Saban had lost only once to a former assistant — five of whom are now coaching in the SEC. None, though, have been closer to him or endured as many crushing defeats against Saban as Smart. He spent 11 seasons in three places — Louisiana State, the Miami Dolphins and Alabama — working under Saban. And those defeats included two in SEC championship games and another in the 2017 season’s national championship game, with Georgia blowing double-digit leads.

That title game was the most excruciating: Alabama freshman quarterback Tua Tagovailoa, who had come off the bench at halftime, hit a streaking DeVonta Smith down the sideline on second-and-26 for a walk-off, overtime touchdown.

The Bulldogs, who had not beaten Alabama since 2007, had spent the last 10 days answering questions about their record against the Crimson Tide. “It’s the truth,” senior left tackle Jamaree Salyer said. “You can’t really run from the truth.”

Georgia began the night as if it was spooked simply by the sight of the Tide.

Bennett was sacked on his first snap and dropped the ball while scrambling on the second (he recovered it). The Bulldogs failed to get the next snap off before the play clock expired — the first of seven penalties in the first half. The team that mowed down Michigan from the opening snap of the semifinal netted 1 yard on its first two drives, which seemed to be a good indication of why Smart deferred when he won the coin toss.

Alabama was gunning for its seventh national championship since 2009, though few might have been more unexpected. But for the starburst performance in the SEC championship game, this was not the same Crimson Tide team that stormed through last season with a cavalcade of offensive stars — from running back Najee Harris to quarterback Mac Jones and a star-studded receiving corps led by Smith, the Heisman Trophy winner — that operated behind the country’s best offensive line.

This team was talented, to be sure, but it was also young, inexperienced and lacking in leadership.

The quarterback, Young, was the prized prospect in the country two years ago but he threw just 13 passes before this season.

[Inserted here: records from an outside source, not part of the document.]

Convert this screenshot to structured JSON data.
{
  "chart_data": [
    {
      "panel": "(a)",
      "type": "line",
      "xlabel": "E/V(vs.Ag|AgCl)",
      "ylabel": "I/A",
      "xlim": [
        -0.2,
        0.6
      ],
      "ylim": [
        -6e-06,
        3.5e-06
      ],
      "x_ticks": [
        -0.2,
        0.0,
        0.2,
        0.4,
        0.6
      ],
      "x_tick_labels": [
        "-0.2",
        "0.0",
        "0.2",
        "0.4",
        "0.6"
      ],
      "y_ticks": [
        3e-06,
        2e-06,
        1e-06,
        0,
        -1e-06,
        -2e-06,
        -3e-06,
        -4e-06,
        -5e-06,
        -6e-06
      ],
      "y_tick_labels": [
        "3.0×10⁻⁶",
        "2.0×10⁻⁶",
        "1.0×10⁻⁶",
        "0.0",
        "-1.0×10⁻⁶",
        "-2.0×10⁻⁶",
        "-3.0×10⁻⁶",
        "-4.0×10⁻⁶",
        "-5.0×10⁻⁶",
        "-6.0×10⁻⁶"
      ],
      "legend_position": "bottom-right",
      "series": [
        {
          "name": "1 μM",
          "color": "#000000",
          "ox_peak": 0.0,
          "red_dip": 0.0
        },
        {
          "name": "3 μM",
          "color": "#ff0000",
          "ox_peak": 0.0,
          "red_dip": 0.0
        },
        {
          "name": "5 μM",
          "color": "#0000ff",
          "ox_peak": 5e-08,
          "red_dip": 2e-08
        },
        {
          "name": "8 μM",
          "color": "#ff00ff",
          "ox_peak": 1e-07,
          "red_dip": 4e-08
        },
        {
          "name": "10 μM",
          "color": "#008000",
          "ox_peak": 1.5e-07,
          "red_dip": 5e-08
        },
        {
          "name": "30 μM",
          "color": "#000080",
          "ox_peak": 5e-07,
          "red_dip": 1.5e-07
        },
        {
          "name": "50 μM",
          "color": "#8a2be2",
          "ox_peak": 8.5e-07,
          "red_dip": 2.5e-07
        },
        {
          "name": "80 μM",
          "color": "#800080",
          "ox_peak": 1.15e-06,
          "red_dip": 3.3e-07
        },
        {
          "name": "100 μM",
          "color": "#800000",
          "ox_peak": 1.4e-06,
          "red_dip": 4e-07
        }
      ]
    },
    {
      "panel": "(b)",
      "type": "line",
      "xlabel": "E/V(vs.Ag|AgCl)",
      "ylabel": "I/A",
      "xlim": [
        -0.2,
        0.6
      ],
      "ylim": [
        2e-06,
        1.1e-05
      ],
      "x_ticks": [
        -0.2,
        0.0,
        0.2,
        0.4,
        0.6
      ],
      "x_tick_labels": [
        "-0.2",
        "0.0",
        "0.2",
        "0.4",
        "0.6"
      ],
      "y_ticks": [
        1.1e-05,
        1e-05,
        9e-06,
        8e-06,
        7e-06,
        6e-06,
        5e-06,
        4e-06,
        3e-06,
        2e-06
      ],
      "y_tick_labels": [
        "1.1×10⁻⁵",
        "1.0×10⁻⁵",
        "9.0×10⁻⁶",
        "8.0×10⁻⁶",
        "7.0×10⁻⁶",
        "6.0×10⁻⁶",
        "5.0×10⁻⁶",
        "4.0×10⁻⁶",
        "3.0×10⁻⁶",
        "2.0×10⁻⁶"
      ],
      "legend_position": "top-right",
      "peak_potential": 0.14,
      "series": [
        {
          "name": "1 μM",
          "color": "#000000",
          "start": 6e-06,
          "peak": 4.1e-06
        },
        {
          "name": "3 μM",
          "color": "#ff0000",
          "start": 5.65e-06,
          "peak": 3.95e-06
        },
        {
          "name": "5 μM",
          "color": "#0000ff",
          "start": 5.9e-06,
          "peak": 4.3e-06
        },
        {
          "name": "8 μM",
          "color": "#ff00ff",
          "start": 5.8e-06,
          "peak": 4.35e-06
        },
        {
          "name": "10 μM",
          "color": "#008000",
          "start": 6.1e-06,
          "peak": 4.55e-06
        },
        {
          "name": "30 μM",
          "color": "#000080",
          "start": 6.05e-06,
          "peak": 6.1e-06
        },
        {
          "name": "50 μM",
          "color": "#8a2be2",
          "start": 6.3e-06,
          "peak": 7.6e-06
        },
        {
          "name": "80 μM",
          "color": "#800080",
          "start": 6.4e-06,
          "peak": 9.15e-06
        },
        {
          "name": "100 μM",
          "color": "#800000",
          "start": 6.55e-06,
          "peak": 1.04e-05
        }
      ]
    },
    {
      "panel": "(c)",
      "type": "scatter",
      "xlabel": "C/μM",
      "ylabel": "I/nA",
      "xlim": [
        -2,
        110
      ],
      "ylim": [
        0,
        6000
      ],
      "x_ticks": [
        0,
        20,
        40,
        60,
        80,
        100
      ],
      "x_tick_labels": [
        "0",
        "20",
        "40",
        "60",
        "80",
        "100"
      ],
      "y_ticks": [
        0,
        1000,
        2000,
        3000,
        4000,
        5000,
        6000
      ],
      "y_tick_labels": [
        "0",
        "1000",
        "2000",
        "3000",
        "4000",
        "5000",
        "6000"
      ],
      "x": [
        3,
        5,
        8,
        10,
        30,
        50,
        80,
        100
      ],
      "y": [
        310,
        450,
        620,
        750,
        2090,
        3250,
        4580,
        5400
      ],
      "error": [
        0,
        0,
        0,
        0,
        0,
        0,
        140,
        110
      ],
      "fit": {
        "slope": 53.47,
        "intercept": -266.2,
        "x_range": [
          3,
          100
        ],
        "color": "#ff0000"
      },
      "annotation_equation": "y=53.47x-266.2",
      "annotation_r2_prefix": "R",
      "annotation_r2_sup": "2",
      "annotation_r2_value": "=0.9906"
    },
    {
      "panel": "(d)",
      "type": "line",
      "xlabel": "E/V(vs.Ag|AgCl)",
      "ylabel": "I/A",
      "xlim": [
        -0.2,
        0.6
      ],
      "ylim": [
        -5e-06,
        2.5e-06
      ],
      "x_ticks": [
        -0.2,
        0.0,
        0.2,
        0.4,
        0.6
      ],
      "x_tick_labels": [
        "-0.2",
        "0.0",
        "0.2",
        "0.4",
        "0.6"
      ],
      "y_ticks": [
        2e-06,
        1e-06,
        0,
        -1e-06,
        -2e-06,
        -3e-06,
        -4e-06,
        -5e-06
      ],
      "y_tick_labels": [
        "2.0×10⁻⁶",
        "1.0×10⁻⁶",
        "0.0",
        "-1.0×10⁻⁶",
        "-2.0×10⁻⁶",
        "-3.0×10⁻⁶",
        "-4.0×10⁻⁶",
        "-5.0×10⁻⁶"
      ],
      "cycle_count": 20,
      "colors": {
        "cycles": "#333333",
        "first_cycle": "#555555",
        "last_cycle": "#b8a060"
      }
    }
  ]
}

The running back corps was thin and the offensive line had to replace three starters. The defense returned eight starters, including the star pass rusher Will Anderson, but it was a unit that had hiccups in 2020.

Saban was concerned enough about leadership that he brought in Alex Rodriguez last summer to address his team on the perils of repeating as champion — something the former Yankees star never did in his lengthy career. It also explains why the notoriously demanding coach has been gentler and kinder when his team was upended by Texas A&M and emerged with harrowing wins over Florida, Louisiana State and Auburn.

“I don’t want to call it nurturing,” Saban said after the semifinal victory over Cincinnati. “But I felt like we needed to do that with this team, just getting on these guys all the time was not going to help their confidence, it was not going to help the young players develop.”

That development had been critical late in the season, when Alabama’s offense was further hamstrung after losing its most dangerous playmaker, Jameson Williams, early in the second quarter. Williams, the speedy Ohio State transfer, went down when his left knee buckled after hauling in a 40-yard pass from Young. The completion, in which Williams sprinted wide open downfield, was reminiscent of last month when he torched the Georgia secondary for 184 yards and two touchdowns.

Williams, who was carried off the field, was the latest injury loss for Alabama. The Crimson Tide had lost receiver John Metchie III (knee) and cornerback Josh Jobe (foot) to season-ending injuries in the SEC title game. It proved too much to overcome and now Alabama will have to wait until next season to wash away the disappointment, something Georgia knows all too well.